Remarkable Performance and Cross-Modality Transfer
The results of fine-tuning models on the Long Grounded Thoughts data are impressive. A Qwen2.5-VL-7B model fine-tuned on this data outperforms all open-data baselines across various evaluated vision-centric benchmarks. It even surpasses strong closed-data models like MiMo-VL-7B-RL on V*Bench, CV-Bench, and MMStar-V, and in some cases, proprietary systems such as GPT-4o and Claude 3.7.
Perhaps most surprisingly, despite being entirely vision-centric, the data positively transfers to other modalities. It shows improvements in text-only reasoning (MMLU-Pro, +2.98%) and audio reasoning (MMAU, +1.32%). Additionally, notable gains (+10%) are observed when evaluating on a single-evidence embodied QA benchmark (NiEH), even though the data contains no videos or embodied visual information.
Also Read:
- Evaluating AI’s Thought Process: A New Metric for Multimodal Reasoning
- MVU-Eval: A New Benchmark for AI’s Multi-Video Understanding
Insights into VLM Post-Training
The research also provides valuable empirical analysis of the VLM post-training pipeline:
- Supervised Fine-Tuning (SFT) on high-quality data with non-linear reasoning traces is essential for effective online Reinforcement Learning (RL).

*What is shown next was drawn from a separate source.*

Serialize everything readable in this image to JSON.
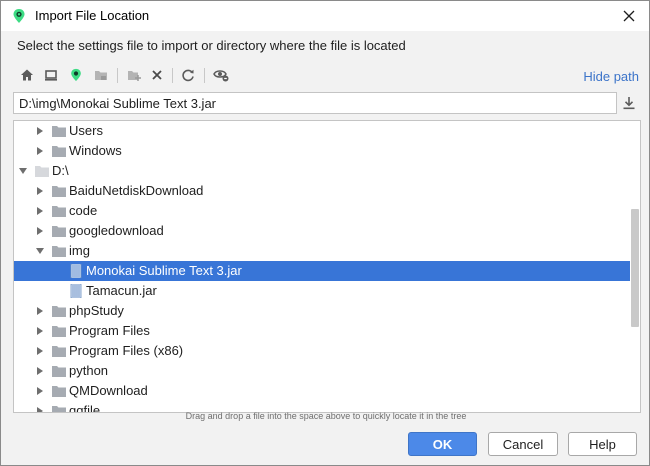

- Staged offline RL (SFT followed by DPO) can match the performance of online RL while significantly reducing computational demands.
- Careful SFT on high-quality data can substantially improve out-of-domain and cross-modality transfer capabilities.
In conclusion, Long Grounded Thoughts offers a robust and scalable framework for generating high-quality, complex vision-centric reasoning data. This work significantly advances the development of open-source multimodal AI models, enabling them to achieve sophisticated reasoning capabilities and demonstrating impressive transferability across different modalities.